Ne için yaratıldık? Aslında
yaratılış gayemiz belli. Bizler o gayeden çıkıp başka gayelere hizmet ediyoruz.
Durup kendimize bakmamız içimize dönmemiz lazım. Değişiklik ilk önce kendinde
başlar. Sen kendini değiştirirsen etrafına da elbet faydan dokunur. Suya atılan
taş misali dalgalar dışa doğru açılır gibi sen de çevrene bir nebze faydalı
olabilirsin. Değişimi gösterişten ziyade kalbe işlemek gerekir. Dil neyi çok
anarsa kalp oraya yönelir. Güzeli iyiyi anmak lazım ki kalbe o işlesin.
Kötülükler arasında iyi olabilmek, sıkıntıların içinde sabredebilmek.
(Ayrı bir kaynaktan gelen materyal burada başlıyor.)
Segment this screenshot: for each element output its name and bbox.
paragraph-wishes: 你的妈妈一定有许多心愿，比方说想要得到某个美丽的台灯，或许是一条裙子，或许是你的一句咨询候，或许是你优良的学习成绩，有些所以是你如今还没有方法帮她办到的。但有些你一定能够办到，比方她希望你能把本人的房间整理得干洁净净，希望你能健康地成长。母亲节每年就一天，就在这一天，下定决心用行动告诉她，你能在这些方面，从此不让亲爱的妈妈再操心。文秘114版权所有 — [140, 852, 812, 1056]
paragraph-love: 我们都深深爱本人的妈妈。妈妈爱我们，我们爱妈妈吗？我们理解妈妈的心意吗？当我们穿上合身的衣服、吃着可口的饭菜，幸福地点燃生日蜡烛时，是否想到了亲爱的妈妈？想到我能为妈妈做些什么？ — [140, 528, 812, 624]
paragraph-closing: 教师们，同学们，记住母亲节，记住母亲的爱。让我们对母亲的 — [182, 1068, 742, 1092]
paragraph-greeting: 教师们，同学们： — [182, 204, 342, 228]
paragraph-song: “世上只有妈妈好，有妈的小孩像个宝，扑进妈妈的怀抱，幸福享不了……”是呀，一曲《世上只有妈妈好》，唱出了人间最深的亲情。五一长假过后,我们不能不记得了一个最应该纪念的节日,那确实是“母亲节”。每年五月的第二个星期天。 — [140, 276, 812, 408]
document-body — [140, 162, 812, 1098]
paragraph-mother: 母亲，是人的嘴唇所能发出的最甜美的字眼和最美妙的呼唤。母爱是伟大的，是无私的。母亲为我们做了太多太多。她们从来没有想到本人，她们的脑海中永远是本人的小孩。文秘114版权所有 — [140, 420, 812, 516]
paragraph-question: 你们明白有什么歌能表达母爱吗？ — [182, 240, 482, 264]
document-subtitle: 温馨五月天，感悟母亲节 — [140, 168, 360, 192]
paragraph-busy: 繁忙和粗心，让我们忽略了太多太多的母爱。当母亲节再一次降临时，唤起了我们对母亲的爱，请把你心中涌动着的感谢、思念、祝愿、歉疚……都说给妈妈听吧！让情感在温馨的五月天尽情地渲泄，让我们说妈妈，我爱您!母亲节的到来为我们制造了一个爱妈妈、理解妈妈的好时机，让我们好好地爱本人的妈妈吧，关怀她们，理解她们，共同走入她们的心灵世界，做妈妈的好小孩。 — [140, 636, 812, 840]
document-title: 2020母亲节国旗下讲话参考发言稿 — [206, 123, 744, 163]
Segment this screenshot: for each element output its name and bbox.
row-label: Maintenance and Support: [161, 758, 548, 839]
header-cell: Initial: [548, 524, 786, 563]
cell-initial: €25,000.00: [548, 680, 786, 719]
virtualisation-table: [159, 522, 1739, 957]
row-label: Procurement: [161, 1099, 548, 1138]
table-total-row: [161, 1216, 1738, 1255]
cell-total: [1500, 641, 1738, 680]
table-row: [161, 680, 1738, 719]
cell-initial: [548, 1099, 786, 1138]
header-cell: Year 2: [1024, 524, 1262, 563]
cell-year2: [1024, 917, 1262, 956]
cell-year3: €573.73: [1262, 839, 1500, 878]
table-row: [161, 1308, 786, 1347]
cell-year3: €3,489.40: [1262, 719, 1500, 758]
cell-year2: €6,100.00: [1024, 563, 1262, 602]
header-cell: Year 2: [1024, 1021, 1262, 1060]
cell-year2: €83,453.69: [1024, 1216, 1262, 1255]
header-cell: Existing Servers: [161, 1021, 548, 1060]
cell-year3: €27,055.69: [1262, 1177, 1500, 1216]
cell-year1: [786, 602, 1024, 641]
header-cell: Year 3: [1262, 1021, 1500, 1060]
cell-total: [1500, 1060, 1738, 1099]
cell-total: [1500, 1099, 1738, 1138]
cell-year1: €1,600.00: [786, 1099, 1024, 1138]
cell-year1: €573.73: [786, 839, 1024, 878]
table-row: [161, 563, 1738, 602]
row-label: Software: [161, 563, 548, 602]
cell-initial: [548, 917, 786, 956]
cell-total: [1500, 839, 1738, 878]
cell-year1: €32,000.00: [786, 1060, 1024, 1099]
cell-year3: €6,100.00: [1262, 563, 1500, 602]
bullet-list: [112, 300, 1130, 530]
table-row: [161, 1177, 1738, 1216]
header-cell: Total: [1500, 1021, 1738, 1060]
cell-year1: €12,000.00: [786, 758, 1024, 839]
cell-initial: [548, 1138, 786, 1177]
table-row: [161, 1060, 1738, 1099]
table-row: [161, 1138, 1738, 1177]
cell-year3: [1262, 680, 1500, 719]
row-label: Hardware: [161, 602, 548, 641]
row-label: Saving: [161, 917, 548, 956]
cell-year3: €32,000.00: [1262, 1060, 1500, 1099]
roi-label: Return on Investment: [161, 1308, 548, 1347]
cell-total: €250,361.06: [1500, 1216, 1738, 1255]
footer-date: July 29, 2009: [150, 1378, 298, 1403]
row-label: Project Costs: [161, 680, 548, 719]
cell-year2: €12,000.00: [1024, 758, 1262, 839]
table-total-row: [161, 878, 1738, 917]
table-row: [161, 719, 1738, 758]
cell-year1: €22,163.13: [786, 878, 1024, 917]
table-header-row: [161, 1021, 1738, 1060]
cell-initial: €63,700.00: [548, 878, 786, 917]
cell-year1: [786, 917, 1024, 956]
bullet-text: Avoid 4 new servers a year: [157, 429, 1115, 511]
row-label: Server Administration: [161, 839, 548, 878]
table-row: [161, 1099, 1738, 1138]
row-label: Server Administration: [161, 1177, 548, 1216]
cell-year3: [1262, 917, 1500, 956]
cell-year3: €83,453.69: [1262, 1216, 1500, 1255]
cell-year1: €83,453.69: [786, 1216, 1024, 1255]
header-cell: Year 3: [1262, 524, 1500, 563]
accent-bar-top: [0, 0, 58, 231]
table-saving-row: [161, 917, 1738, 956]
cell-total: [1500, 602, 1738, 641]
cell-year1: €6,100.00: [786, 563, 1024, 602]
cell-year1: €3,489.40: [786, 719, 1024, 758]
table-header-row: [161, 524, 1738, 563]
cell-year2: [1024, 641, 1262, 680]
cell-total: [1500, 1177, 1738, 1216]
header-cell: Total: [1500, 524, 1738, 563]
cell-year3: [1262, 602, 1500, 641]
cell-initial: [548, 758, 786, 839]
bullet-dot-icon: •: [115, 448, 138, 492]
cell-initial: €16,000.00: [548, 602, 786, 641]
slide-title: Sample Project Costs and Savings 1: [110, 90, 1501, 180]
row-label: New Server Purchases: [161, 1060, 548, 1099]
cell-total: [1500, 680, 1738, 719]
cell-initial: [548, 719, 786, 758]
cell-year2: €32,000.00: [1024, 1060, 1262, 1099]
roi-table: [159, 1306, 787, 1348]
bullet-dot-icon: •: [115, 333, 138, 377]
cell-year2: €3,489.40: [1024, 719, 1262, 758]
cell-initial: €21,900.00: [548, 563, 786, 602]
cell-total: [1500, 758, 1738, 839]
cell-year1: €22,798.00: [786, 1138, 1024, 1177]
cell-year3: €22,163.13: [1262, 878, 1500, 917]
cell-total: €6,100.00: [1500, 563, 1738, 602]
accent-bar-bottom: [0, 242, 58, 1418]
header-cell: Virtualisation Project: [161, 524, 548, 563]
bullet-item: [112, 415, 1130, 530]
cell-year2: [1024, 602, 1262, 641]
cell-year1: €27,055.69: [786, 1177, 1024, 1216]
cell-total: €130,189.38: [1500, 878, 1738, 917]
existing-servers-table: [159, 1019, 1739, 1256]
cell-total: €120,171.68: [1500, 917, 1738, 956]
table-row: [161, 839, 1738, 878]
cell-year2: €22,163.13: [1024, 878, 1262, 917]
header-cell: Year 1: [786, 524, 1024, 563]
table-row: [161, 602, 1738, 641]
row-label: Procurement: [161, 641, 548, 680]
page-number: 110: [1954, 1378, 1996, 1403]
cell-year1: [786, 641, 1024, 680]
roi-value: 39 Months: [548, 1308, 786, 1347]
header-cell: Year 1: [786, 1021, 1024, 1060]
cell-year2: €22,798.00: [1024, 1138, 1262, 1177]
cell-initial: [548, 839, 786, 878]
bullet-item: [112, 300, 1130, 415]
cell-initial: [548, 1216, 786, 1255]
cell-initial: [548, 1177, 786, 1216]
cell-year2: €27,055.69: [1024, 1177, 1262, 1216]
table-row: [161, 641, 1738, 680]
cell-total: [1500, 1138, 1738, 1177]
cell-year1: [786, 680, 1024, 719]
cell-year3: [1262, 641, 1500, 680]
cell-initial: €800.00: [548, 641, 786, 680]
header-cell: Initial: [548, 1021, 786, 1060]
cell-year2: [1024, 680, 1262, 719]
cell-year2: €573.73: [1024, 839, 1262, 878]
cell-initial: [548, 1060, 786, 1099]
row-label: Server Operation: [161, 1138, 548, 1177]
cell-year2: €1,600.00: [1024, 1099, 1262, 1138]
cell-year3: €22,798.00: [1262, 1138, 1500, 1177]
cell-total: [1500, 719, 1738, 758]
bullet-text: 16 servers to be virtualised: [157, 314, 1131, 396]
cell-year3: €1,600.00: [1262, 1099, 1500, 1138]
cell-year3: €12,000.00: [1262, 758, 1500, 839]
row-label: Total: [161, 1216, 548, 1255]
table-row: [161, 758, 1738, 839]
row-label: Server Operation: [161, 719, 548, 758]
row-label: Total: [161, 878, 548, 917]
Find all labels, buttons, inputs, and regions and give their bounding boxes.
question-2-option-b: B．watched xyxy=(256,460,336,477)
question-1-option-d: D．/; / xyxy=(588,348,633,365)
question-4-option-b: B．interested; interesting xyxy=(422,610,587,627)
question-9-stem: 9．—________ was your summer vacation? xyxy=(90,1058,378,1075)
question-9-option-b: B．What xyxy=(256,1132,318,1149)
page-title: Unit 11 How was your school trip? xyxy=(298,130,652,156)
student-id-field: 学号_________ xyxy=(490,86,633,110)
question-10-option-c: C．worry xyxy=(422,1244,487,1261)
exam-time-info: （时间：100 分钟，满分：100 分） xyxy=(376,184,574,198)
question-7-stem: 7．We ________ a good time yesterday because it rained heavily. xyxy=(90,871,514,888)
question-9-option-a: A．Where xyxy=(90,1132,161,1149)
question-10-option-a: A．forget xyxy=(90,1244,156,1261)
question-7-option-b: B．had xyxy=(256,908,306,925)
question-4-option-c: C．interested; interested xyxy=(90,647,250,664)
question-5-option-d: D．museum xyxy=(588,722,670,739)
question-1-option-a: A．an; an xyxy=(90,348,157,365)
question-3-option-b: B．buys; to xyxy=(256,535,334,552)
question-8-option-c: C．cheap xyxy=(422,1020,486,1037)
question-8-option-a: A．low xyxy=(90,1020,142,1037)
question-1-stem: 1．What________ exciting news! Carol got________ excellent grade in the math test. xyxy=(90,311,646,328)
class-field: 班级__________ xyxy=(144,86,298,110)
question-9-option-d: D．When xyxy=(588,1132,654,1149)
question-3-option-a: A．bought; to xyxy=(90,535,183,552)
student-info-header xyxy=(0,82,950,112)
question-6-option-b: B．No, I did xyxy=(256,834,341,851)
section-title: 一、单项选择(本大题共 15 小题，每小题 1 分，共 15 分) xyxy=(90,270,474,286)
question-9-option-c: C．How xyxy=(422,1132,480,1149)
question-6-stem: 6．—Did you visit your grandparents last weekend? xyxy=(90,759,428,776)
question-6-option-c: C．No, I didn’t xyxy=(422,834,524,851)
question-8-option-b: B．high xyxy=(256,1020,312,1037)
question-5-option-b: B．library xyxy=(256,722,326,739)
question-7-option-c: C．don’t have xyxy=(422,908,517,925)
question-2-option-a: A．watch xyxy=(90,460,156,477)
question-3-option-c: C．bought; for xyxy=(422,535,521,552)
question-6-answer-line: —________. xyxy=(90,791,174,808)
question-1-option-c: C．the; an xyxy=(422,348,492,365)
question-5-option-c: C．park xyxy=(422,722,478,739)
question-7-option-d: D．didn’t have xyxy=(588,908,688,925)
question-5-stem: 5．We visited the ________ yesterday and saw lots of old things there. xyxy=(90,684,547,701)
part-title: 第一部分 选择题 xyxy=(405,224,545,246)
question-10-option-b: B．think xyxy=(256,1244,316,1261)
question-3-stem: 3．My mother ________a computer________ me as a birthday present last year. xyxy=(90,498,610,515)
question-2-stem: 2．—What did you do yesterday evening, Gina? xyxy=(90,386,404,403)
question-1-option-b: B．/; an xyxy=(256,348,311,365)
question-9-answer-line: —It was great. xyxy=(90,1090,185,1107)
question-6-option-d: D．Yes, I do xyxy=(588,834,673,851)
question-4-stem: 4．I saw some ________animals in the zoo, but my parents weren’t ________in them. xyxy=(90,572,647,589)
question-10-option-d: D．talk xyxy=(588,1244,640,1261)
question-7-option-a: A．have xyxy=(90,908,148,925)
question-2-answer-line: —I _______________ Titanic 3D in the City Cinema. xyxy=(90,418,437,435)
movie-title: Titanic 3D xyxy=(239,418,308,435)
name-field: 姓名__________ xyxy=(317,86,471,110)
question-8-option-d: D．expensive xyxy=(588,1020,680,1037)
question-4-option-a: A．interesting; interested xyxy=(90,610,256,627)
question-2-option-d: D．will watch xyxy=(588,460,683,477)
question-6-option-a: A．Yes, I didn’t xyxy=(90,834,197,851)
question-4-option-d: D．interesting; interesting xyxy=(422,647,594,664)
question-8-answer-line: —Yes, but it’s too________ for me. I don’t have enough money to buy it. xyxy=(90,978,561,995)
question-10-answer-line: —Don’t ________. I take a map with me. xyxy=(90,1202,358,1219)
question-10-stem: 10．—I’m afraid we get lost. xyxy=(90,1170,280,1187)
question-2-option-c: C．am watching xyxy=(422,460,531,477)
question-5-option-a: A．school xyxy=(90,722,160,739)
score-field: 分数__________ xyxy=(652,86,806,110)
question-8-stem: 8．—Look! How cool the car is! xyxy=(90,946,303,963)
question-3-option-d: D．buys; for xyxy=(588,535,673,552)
İki kapalı bir han olan dünya
serüveni elbet bir şekilde âlem-i cemale göçecektik. Dünyadaki yerimiz derdimiz
kadardır. Neyi dert edindiğimiz de aşikâr. Çile insandan dolayı gelir, dert
Yaradan’dan. Gelene baş göz üstüne demek erdemliktir. Her kişinin değil er
kişinin işidir. Elinde bulunana şükretmek kolay, bulunanı elinden alınınca hamd
etmek biraz zor. Aldığımız nefesi bile hemen verirken, hayatımızda bulunan ne
varsa acep bizim mi diye biraz tefekkür etmek gerekmez mi? Satın alınmayacak,
maddesel olmayan paha biçilmez şeylerin hayatımızın olmazsa olmazlarına biraz
daha değer vermek, onların kıymetlerini bilmek daha eftal. Elinden gidince hiç
anlam ve önemi kalmadığı gibi, çok büyük pişmanlık oluyor. Ondan dolayıdır ki
hayatımızda en önemli unsurlardan birisi de zaman, çok çabuk şekilde geçip
giden, önüne kimsenin set vuramadığı ve nasıl geçtiğini anlayamadığı bir
kavramdır. Zamanı ve anı iyi değerlendirmek gerek, yarının hayali ile avunmak
yerine geçmişe üzülmektense anı yaşamak bulunmaz bir nimettir.